Imagining America Mission and History

Imagining America’s mission is to strengthen the public role and democratic purposes of the humanities, arts, and design. In order to fulfill this mission, we support publicly-engaged academic work in the cultural disciplines and the structural changes in higher education that such work requires. Our major task is to constitute public scholarship as an important and legitimate enterprise.

Our activities are based on the conviction that making universities more civic requires ongoing collaboration with partners in the public and non-profit arenas. Imagining America’s programs focus on building a national community of public scholars, researching the scope and practices of public scholarship and art, creating models of program infrastructure, making new scholarship visible and audible, establishing platforms for civic conversation, carrying out strategic educational and policy initiatives, and forging regional alliances.

Imagining America began in March 1999 as a partner of the White House Millennium Council. IA’s inaugural White House conference produced collective support for a community of action made up of university presidents, faculty artists, scholars, and community cultural leaders. Conference attendees testified to the importance of civic work, and gave us three important messages about what people engaged in campus-community cultural partnerships want and need: direct support from colleges and universities for new kinds of work; a network of artists and humanists involved in these projects; and legitimacy within the professional economy of the university. These needs still motivate our programs and our plans.
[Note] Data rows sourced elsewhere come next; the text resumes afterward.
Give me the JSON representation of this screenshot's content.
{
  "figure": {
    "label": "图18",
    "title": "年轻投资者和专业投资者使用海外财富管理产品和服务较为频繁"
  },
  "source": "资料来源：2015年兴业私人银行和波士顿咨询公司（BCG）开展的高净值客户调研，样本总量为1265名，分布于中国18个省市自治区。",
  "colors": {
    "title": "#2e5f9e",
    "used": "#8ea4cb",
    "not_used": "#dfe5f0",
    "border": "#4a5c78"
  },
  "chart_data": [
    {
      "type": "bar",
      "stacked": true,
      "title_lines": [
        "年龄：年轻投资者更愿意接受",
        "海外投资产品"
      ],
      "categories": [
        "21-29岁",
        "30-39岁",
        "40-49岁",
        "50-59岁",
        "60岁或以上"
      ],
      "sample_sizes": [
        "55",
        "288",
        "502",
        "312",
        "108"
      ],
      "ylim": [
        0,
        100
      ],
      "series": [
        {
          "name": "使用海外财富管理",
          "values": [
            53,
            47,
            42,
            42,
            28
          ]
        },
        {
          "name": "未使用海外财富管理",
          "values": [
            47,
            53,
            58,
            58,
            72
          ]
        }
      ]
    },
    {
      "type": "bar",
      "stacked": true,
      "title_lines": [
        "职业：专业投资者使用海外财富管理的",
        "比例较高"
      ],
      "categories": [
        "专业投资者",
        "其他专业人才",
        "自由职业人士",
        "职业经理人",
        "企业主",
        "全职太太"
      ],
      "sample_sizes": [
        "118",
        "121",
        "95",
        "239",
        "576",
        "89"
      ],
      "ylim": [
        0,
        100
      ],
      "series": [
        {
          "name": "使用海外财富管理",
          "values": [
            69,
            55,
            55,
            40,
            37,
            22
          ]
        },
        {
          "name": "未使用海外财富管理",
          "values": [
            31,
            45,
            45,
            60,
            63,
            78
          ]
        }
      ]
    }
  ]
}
In 2001, Imagining America became a consortium of colleges and universities, based at the University of Michigan; it now has over 80 consortium members.  Our report, The End of the Beginning, outlines the first two years of Imagining America’s founding and growth.  The organization is now based at Syracuse University, where it reports to the office of the chancellor.  Our work is funded by three sources: fees paid by member colleges and universities; support from Syracuse University; and external grants.